できた隙を狙い、オネスタは突っ込んだ。空振りした男は焦り、もう一度音に集中する。
もう一つ石を掴み、オネスタは投げる。今度は男の左の方に。
さっきと全く同じ音だ。男も罠だと分かっている。それでも無視できない。それがただの石ころである可能性が男はゼロだと確信できなかった。
そのために反応が遅れた。
オネスタは足を動かし男に向かう。
これが全力だ。オネスタのできる限りの抗いだ。
「うあああああ!!!!」
「おおおおおお!!!!」
最大限の力を放ちオネスタは剣を男に向かって投げた。それは男が振り回す剣を通り抜け、男の頭に突き刺さった。
男は倒れた。
「やった……」
オネスタは膝をついた。息が上がって、腕に力が入らない。当たり前だ。オネスタに剣で人の肉を切り裂くほどの筋肉など元からない。限界を超えた力を出せば、動かなくもなる。

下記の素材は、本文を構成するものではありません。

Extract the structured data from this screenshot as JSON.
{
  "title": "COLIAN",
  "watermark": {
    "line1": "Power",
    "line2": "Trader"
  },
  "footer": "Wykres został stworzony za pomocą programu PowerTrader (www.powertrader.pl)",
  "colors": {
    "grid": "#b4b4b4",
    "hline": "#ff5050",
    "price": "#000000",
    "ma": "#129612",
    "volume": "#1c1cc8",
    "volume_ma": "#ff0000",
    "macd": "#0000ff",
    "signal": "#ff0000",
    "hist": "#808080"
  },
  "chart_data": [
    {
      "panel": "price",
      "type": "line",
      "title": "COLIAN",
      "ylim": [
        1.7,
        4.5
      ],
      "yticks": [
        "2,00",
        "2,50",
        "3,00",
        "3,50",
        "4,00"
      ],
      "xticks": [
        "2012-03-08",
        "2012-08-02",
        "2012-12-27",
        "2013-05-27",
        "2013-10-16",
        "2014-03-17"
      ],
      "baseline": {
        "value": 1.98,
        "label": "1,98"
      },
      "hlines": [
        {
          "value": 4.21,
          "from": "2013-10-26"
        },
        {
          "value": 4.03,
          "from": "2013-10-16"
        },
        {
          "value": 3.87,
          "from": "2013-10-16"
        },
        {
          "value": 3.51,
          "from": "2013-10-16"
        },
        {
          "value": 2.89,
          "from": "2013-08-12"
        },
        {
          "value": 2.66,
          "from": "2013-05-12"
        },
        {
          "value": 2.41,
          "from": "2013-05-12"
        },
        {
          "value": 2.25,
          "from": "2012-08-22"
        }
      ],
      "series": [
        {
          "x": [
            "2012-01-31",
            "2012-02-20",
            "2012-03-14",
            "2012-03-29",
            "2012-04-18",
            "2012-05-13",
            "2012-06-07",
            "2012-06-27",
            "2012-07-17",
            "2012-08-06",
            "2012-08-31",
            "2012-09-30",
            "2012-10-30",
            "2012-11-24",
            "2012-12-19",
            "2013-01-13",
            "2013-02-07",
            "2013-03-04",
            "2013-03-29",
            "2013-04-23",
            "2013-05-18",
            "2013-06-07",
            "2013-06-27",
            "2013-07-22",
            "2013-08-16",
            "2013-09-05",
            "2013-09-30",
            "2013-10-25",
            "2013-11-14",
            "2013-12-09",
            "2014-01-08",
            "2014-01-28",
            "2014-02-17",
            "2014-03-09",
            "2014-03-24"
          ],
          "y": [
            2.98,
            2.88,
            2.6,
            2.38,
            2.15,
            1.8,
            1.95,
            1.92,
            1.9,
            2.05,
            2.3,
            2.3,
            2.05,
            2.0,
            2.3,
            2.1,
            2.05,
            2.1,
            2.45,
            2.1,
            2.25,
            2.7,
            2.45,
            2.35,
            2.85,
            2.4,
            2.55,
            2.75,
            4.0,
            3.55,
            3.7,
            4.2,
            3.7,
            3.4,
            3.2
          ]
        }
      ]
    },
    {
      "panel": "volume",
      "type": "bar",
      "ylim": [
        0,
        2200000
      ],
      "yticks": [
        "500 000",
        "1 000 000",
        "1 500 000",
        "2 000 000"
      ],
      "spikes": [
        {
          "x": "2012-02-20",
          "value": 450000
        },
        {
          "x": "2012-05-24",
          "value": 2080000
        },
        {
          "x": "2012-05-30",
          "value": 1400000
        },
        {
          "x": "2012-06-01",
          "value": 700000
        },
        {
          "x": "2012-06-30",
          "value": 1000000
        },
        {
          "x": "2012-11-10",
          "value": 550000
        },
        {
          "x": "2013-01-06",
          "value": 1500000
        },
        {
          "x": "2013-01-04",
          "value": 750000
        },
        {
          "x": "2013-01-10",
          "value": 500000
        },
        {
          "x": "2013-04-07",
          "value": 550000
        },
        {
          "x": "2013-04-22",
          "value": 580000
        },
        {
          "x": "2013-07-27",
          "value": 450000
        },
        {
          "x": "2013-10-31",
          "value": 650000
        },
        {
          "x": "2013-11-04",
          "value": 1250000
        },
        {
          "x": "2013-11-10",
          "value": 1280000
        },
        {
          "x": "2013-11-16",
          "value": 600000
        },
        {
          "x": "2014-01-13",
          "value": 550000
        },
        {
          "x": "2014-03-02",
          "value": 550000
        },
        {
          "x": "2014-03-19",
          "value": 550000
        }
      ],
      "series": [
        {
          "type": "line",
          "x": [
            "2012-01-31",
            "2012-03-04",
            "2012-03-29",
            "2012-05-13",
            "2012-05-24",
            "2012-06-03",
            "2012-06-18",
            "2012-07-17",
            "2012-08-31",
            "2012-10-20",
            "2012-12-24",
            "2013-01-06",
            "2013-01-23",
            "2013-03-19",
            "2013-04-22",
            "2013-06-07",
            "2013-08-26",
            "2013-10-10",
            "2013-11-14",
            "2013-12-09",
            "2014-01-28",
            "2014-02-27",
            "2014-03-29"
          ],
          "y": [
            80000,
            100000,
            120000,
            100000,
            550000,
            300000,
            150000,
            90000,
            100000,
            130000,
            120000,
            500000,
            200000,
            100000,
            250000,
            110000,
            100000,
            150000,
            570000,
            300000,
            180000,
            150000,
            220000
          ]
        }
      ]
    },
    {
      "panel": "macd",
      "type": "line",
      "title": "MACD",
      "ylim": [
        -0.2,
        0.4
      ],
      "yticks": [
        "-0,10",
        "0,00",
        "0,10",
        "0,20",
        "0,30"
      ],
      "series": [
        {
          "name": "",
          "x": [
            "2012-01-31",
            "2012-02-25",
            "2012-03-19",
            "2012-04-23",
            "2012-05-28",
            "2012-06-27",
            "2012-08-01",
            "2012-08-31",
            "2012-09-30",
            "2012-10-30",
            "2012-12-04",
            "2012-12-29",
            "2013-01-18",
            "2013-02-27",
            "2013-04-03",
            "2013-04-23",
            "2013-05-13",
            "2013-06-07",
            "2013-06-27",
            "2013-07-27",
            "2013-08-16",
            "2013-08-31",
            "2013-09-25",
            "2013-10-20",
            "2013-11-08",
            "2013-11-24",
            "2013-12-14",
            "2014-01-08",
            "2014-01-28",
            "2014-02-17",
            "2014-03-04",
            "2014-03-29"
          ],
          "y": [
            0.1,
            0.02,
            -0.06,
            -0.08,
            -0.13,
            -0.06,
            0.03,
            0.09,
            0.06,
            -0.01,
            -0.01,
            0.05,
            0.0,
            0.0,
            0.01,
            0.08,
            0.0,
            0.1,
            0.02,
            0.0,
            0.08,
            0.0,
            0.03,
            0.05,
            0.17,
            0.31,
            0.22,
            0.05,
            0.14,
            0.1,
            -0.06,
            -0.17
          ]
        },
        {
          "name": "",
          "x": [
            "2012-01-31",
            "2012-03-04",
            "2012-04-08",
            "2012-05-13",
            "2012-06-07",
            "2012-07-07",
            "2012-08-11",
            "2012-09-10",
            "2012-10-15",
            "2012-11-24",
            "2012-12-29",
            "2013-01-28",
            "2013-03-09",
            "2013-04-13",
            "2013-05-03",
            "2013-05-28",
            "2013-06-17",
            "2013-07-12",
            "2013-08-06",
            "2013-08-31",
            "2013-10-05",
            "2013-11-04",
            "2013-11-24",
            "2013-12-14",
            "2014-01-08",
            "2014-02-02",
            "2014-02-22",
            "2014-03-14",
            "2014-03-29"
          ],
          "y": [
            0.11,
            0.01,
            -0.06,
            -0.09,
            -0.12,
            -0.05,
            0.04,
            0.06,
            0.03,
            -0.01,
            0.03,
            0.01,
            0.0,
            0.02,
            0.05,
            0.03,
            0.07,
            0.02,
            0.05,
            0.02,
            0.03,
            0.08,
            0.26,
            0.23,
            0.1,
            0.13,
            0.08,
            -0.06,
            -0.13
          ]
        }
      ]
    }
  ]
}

まだ休憩している暇はない。辺りは血の海だ。それに加えて、内臓みたいなものまで転がっている。クリオシタにこの惨状は見せられない。
ぐらつく足を動かしてオネスタはクリオシタの元まで歩いた。
「あの、大丈夫、ですか?」
「大丈夫。行こっか」
心配の目を向けるクリオシタにオネスタは手を差し出した。クリオシタが握ってくれた手をオネスタは強く握り返し、二人は歩き始めた。
いつの間にか、さっきの女は居なくなっていた。
だが気にすることはない。オネスタはこの難局を乗り切ったのだ。